Be developmentally appropriate. Don’t volunteer too much information, as this may be overwhelming. Instead, try to answer your child’s questions. Do your best to answer honestly and clearly. It’s okay if you can’t answer everything; being available to your child is what matters.

Deal with your own anxiety. If you notice that you are feeling anxious, take some time to calm down before trying to have a conversation or answer your child’s questions. I always suggest a cocktail *wink* , but you choose what will be the best way to chill out before approaching this subject!

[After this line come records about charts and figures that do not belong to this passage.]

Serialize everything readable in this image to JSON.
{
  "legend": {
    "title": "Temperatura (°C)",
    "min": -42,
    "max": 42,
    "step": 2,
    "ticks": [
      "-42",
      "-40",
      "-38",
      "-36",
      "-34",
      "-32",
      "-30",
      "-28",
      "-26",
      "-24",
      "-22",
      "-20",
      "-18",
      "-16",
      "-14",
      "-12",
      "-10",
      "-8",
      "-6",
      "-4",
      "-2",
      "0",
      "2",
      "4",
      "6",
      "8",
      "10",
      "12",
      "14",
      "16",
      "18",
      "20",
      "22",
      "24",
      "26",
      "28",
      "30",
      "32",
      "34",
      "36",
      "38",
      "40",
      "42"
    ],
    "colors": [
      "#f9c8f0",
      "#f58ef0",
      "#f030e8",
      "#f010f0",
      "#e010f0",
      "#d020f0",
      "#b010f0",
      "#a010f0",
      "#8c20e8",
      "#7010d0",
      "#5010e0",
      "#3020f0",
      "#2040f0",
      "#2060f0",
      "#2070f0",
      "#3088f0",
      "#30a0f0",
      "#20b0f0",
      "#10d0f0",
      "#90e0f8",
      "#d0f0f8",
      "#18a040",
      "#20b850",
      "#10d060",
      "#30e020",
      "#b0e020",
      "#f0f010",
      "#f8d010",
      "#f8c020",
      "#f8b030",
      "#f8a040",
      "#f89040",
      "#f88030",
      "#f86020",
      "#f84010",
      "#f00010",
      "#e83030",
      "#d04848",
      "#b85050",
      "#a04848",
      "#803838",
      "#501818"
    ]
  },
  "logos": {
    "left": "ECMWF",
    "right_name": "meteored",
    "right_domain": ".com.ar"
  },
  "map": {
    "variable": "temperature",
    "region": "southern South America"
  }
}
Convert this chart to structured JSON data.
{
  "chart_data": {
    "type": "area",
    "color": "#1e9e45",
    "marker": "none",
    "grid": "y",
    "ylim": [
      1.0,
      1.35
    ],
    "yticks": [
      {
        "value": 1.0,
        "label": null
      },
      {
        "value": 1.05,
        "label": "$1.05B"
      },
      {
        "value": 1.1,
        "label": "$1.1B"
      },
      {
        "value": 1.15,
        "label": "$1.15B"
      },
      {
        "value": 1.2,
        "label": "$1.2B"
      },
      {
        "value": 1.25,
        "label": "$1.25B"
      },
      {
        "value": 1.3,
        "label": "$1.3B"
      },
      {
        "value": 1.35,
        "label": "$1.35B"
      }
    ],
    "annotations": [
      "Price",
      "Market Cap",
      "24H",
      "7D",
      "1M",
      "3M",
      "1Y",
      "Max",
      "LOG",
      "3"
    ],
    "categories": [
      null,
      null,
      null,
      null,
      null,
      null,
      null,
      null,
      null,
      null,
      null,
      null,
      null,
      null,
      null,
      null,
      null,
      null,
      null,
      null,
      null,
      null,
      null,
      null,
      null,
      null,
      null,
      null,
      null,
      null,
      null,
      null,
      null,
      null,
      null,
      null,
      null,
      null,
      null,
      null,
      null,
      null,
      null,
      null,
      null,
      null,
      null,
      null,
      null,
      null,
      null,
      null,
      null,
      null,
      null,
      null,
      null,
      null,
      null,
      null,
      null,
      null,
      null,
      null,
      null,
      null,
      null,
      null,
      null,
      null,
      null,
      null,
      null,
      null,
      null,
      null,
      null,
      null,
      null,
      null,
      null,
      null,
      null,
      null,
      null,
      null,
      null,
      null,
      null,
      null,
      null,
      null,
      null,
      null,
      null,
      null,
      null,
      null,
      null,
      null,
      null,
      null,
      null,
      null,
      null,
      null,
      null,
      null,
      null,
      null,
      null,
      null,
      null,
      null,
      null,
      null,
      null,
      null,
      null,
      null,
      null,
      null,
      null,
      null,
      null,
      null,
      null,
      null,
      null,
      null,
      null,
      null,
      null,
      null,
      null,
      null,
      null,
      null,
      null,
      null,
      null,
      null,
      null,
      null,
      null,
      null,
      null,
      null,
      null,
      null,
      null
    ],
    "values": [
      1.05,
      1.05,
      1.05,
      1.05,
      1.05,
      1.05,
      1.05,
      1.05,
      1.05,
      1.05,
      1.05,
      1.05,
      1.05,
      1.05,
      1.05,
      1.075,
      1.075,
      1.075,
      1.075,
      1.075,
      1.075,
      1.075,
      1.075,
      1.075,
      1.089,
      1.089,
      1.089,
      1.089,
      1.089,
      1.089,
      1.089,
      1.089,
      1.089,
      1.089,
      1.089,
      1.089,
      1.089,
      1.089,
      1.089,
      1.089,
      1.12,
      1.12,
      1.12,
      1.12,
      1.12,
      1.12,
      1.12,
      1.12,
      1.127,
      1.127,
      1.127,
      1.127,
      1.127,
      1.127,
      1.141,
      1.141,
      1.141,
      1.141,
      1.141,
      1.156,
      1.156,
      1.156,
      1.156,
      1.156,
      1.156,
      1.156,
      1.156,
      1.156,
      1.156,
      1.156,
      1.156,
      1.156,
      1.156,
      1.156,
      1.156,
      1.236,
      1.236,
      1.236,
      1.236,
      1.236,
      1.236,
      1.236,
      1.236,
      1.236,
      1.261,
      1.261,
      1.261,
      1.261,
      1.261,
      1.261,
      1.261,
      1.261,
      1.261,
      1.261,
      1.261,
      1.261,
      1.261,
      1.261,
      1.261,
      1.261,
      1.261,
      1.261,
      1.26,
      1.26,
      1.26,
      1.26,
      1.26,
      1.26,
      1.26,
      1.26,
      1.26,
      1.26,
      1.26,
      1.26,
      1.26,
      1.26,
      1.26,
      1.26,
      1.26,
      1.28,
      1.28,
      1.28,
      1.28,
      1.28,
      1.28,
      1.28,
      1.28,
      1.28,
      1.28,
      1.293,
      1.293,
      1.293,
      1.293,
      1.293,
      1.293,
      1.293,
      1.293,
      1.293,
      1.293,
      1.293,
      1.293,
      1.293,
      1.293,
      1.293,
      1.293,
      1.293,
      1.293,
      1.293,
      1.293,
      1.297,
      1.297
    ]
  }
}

Be reassuring. Children are very egocentric, so hearing about the coronavirus on the news may be enough to make them seriously worry that they’ll catch it. It’s helpful to reassure your child about how rare the coronavirus actually is (the flu is much more common) and that kids actually seem to have milder symptoms.

Focus on what you’re doing to stay safe. An important way to reassure kids is to emphasize the safety precautions that you are taking. The CDC recommends thoroughly washing your hands as the primary means of staying healthy. So remind kids that they are taking care of themselves by washing their hands with soap and water for 20 seconds (or the length of two “Happy Birthday” songs) when they come in from outside, before they eat, and after blowing their nose, coughing, sneezing or using the bathroom. We actually make a game of it in our house!

Stick to routine. This is particularly important if your child’s school or daycare shuts down. Make sure you are taking care of the basics just like you would during a spring break or summer vacation. Structured days with regular mealtimes and bedtimes are an essential part of keeping kids happy and healthy.